Dulu, ketika saya sedang asik-asiknya belajar fotografi, saya justru belajar banyak dari perdebatan para profesional di dunia maya. Dari perdebatan tersebut, saya justru tahu, bahwa fotografi tidak sekadar asal 'ceklik' dan walah, semuanya jadi indah. Apalagi di jaman serba digital, dari ukuran dan jenis sensor yang beraneka ragam, mengakibatkan konsekuensi yang fatal kepada fotografer, yaitu mereka harus tahu perbedaanya. Tidak seperti jaman bahela ketika mayoritas fotografer hanya menggunakan satu format, yaitu format 35mm.
Maksa analoginya, mungkin mirip juga dengan belajar Firman Tuhan? Kenyataannya, Firman Tuhan nggak sekadar asal 'baca' terus langsung walah, dapet 'rhema'. Ternyata, Firman Tuhan lebih kompleks lagi dari buku fotografi.
Makanya, Amsal mencatat:
"Takut akan TUHAN adalah permulaan pengetahuan, tetapi orang bodoh menghina hikmat dan didikan" Amsal 1:7
Jadi, kalau motivasinya dari awal bukan untuk mempelajari Tuhan, ya mana bisa maju? Bak si fotografer amatir, kalau dari awalnya memang tidak mau belajar (alias dipaksa orang lain), ya mana bisa maju?
Nah, trend selanjutnya, ketika si fotografer amatir ini sudah mulai berpengalaman dengan kemampuannya, biasanya dia mulai ngikut-ngikut menganalisa kameranya. Mulailah dia ikutan forum di internet, bersumpah serapah kamera ini kok begini-begitu, teknik ini lebih baik karena ini-itu, dan seterusnya.

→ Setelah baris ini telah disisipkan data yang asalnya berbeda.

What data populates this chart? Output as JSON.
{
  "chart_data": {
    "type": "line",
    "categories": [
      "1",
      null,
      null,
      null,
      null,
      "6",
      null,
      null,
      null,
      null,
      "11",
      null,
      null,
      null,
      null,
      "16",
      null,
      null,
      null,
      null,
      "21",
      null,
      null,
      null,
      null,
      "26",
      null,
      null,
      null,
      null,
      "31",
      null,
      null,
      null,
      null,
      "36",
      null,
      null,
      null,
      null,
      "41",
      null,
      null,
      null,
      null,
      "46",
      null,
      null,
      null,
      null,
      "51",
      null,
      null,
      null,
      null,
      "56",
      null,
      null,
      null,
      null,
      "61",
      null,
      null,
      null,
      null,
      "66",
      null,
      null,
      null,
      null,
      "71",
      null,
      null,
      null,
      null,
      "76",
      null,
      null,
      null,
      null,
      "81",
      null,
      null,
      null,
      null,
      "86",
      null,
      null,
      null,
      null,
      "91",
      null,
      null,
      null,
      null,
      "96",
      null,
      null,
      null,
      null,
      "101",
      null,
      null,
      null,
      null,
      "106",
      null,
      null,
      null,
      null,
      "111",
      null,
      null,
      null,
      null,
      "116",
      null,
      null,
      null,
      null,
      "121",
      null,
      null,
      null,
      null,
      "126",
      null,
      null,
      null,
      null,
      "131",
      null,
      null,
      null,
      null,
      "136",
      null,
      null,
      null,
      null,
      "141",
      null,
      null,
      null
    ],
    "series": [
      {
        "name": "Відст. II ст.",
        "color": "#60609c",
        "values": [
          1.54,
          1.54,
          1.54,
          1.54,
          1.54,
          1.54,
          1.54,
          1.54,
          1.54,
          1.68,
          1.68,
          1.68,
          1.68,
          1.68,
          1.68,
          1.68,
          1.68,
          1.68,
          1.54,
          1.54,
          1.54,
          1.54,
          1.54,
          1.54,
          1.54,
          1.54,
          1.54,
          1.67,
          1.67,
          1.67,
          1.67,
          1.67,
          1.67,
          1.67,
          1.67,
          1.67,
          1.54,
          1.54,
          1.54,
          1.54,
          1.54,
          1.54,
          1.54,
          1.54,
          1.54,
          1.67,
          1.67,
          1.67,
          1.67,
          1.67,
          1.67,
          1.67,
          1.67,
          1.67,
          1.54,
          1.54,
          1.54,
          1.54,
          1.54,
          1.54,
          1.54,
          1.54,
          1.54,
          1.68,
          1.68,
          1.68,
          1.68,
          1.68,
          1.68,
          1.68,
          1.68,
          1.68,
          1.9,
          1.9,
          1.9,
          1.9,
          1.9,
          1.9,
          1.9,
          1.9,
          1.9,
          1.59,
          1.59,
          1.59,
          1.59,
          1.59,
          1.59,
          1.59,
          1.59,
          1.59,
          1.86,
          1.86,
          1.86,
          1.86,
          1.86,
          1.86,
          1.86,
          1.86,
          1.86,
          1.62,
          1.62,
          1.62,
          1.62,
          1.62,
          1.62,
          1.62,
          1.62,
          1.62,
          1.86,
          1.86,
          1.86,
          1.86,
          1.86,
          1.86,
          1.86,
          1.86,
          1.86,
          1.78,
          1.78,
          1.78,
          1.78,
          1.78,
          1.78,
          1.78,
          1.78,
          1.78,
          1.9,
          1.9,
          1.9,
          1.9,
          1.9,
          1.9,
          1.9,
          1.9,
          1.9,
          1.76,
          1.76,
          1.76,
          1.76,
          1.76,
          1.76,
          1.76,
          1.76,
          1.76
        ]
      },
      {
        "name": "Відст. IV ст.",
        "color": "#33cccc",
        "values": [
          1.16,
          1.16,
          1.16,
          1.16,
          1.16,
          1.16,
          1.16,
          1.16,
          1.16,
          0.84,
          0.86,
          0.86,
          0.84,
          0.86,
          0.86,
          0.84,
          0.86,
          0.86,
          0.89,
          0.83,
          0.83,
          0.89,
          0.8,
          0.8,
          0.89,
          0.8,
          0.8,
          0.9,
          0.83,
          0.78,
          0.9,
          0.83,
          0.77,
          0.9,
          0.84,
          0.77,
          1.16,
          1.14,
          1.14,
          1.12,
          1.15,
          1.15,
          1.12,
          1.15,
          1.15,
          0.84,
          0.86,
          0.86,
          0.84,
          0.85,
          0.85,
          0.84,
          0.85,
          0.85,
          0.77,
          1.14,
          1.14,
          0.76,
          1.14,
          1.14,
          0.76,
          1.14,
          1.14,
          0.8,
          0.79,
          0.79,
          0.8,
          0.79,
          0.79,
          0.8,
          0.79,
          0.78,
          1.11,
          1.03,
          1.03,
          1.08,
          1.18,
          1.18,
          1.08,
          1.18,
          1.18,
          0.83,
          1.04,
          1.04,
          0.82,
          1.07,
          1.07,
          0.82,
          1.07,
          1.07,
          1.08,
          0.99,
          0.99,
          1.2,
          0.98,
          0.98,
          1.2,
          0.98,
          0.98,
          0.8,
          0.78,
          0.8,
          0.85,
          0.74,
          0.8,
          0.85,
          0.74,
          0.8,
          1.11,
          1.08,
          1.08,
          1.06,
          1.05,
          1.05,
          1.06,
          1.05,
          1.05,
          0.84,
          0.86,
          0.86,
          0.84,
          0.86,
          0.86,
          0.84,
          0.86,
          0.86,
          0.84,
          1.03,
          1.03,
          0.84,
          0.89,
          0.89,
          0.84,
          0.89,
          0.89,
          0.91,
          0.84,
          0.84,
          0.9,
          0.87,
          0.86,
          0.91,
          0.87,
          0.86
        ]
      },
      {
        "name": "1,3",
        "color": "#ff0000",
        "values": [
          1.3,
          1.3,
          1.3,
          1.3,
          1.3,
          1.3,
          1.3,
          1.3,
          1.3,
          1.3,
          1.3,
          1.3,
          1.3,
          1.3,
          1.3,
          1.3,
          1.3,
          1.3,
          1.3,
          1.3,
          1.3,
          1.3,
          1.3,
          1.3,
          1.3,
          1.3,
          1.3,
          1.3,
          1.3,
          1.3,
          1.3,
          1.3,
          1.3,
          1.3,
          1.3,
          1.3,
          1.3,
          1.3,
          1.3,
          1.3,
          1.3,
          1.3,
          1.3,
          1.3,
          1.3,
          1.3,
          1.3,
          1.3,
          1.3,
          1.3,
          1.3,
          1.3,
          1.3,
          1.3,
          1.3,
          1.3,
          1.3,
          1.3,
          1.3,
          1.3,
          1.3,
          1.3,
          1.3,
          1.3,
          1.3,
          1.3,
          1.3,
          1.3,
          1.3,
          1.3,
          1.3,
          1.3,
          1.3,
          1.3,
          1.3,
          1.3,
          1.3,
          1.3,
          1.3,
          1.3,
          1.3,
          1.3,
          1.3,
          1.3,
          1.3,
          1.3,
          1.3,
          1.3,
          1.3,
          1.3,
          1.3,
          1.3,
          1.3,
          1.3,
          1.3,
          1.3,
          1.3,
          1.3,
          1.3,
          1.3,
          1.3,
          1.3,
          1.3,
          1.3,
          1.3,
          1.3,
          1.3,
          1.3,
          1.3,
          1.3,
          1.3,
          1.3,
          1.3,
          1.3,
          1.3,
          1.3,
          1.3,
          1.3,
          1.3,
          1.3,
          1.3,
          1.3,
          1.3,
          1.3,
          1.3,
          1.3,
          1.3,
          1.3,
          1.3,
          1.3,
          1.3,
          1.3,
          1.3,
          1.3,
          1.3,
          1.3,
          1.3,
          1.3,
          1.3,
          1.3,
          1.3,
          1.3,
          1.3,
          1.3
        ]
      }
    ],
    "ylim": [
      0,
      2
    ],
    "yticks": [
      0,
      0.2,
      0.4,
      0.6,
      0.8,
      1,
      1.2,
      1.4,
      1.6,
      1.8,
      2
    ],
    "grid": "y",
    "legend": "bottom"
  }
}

Lebih lagi, seperti saya dulu, saya mulai geleng-geleng kepala kepada fotografer yang lebih amatir dari saya, "bego banget sih nih orang, gitu aja nggak ngarti", atau "Duh, kok pilih kamera yang itu, jelas-jelas ada yang lebih bagus dan lebih murah".
Tidak beda di gereja, terutama yang memiliki lebih banyak 'pengetahuan'. Mereka mulai mengkritis lebih lagi, dan menemukan banyak teologi dan praktis yang simpung siur di dunia kekristenan. Tidak jarang dari mereka pun mulai vokal dan mengkritis yang 'amatir'.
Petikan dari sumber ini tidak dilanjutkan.